Sidônio sentiu um calor surgir de dentro dele. Tomado por um impulso, comprou a redoma e levou-a para casa, colocando-a no centro da mesa. Notou o quanto o vidro era pesado. Ficou muitas horas olhando para ela, andando em volta dela, pensando no quanto ela lhe seria útil. Sua mente trabalhava de forma autônoma, ignorando o bom senso e a ética. Seu lado selvagem tinha vindo à tona, em jorros de paixão, medo e ciúmes. Se ela voltasse...

A possibilidade de Joan nunca mais voltar fazia com que seu estômago se revirasse. E se ela voltasse, ainda teria que conviver com a ameaça que Edu representava. Ela mesma tinha dito que infidelidades eram comuns entre as fadas. 

O dia acabou, e sombras começaram a entrar e acomodar-se nos cantos do apartamento, antes que Sidônio se lembrasse de acender as luzes. Ele foi até a janela, e quando olhou lá para baixo, viu Edu parado na esquina, as mãos nos bolsos, observando o apartamento.

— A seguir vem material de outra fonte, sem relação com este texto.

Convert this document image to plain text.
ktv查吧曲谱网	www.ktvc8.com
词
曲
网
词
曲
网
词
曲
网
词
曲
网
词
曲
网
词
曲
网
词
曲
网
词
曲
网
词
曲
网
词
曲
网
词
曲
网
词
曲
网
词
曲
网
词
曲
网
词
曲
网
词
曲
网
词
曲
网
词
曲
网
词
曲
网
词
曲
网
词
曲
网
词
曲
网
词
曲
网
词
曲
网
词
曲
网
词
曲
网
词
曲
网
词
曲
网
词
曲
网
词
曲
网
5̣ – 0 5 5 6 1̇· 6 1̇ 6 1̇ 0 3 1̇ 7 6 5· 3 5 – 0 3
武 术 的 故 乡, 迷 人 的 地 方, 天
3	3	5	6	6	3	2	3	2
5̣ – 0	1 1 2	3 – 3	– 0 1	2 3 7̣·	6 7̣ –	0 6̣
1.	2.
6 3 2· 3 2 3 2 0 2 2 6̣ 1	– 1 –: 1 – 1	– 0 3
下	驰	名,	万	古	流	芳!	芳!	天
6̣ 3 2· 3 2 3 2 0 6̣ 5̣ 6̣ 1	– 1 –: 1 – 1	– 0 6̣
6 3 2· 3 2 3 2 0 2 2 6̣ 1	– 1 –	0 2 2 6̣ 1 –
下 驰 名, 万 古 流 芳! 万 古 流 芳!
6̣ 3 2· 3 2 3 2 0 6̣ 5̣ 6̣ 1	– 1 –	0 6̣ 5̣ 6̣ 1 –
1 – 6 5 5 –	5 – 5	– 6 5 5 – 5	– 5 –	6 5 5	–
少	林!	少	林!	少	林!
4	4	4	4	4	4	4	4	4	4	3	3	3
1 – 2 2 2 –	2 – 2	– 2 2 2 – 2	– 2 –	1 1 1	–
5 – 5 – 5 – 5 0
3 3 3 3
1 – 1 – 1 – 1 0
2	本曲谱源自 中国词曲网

Acenou para ele, mas Sidônio entrou, fechando a porta de vidro e as cortinas da varanda. Pela greta, viu quando o amigo ainda esperou um pouco antes de ir embora. 

Achou que Edu estava ali esperando para ver se Joan tinha chegado. Irritou-se ainda mais, e naquele momento, sabia que sua decisão tinha sido tomada.
Joan ainda levou cinco dias para retornar ao apartamento. Certa noite, um Sidônio magro e barbado olhou para a árvore, desesperançado, e notou que havia luz lá dentro. Joan estava de volta! Imediatamente, seu olhar se iluminou, e não querendo que ela o visse naquele estado lastimável, Sidônio tratou de barbear-se, tomar um banho e comer alguma coisa rapidamente. Depois, abriu a porta da varanda e chamou-a. 

Joan atendeu, dizendo:

-Acabo de chegar! E trago boas notícias, Sidônio. Falei com minha família; alguns concordaram, outros não... mas mesmo assim, meus pais me apoiaram. Eu aceito me casar com você!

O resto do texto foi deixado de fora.